I suspect the advertised language school is a little less nuanced in its understanding of what 'Wall Street English' actually consists of. Of course the advert invites us to view Wall Street as the epitome of the global Geist, as James Carrier and Daniel Miller do with their thesis of economic 'virtualism'. There is even something charmingly innocent about the notion that Wall Street might still be a paragon of universalism and transcendence, a sort of meta-culture that is only matched by the meta-system of dollars and digits on screens. Bring back Francis Fukuyama and Bill Clinton!
This naivete does have an anthropology, just not a very accurate one. It tends to draw on Oliver Stone's famous depiction, and the Gordon Gecko 'greed is good' speech. What Stone didn't grasp was the central insight of Max Weber's economic sociology, namely that capitalism (and no doubt other economic systems too) requires non-economic metaphors, norms and rituals in order to justify itself. By contrast, the 'greed is good' speech was simply a rearticulation of homo economicus - the model of the rational egotist. It couldn't provide the non-economic 'spirit' of capitalism.
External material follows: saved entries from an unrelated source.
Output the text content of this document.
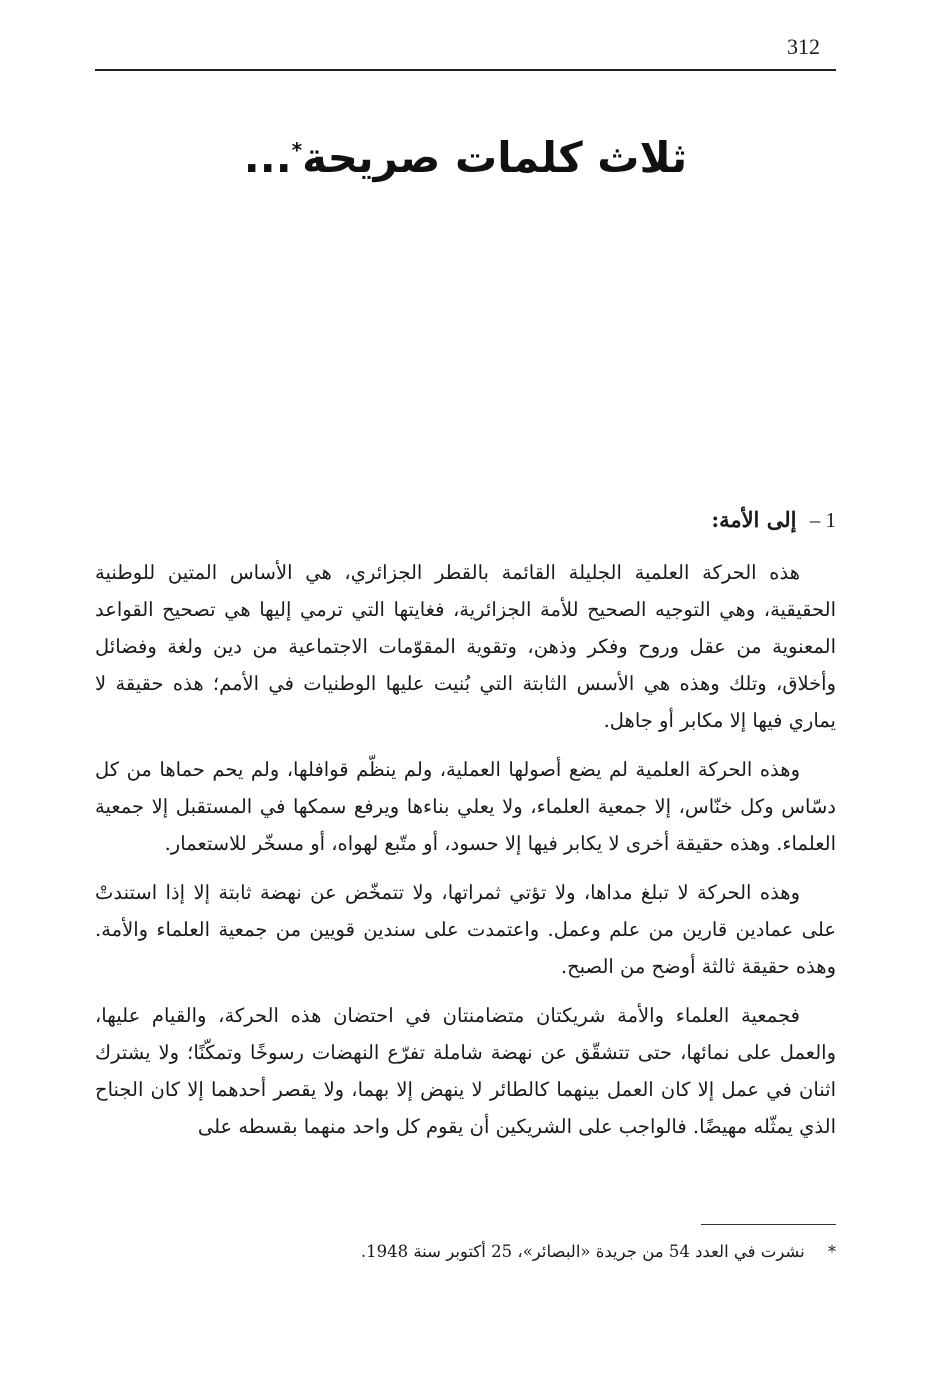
312
ثلاث كلمات صريحة*...
1 – إلى الأمة:

هذه الحركة العلمية الجليلة القائمة بالقطر الجزائري، هي الأساس المتين للوطنية الحقيقية، وهي التوجيه الصحيح للأمة الجزائرية، فغايتها التي ترمي إليها هي تصحيح القواعد المعنوية من عقل وروح وفكر وذهن، وتقوية المقوّمات الاجتماعية من دين ولغة وفضائل وأخلاق، وتلك وهذه هي الأسس الثابتة التي بُنيت عليها الوطنيات في الأمم؛ هذه حقيقة لا يماري فيها إلا مكابر أو جاهل.

وهذه الحركة العلمية لم يضع أصولها العملية، ولم ينظّم قوافلها، ولم يحم حماها من كل دسّاس وكل خنّاس، إلا جمعية العلماء، ولا يعلي بناءها ويرفع سمكها في المستقبل إلا جمعية العلماء. وهذه حقيقة أخرى لا يكابر فيها إلا حسود، أو متّبع لهواه، أو مسخّر للاستعمار.

وهذه الحركة لا تبلغ مداها، ولا تؤتي ثمراتها، ولا تتمخّض عن نهضة ثابتة إلا إذا استندتْ على عمادين قارين من علم وعمل. واعتمدت على سندين قويين من جمعية العلماء والأمة. وهذه حقيقة ثالثة أوضح من الصبح.

فجمعية العلماء والأمة شريكتان متضامنتان في احتضان هذه الحركة، والقيام عليها، والعمل على نمائها، حتى تتشقّق عن نهضة شاملة تفرّع النهضات رسوخًا وتمكّنًا؛ ولا يشترك اثنان في عمل إلا كان العمل بينهما كالطائر لا ينهض إلا بهما، ولا يقصر أحدهما إلا كان الجناح الذي يمثّله مهيضًا. فالواجب على الشريكين أن يقوم كل واحد منهما بقسطه على

* نشرت في العدد 54 من جريدة «البصائر»، 25 أكتوبر سنة 1948.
Financiers and traders don't go around repeating core principles of neo-classical economics to each other. They don't scream out 'I just performed a Pareto optimal distribution!' while high-fiving their mates. Nor do they speak some global logos of dollars and digits, as the virtualists claim. They tend to favour metaphors of sexual violence and anal penetration (presumably not to the exclusion of other metaphors). How significant this is, I don't know. Whether it will be transformed by the current crisis, who knows. 'Wall Street English' ought now to include words such as 'woops', 'bailout' and 'sorry'. Perhaps these will now bubble up in an equally Freudian way, as the traders gradually let some inner shame emanate via their symbolic codes. Some hope.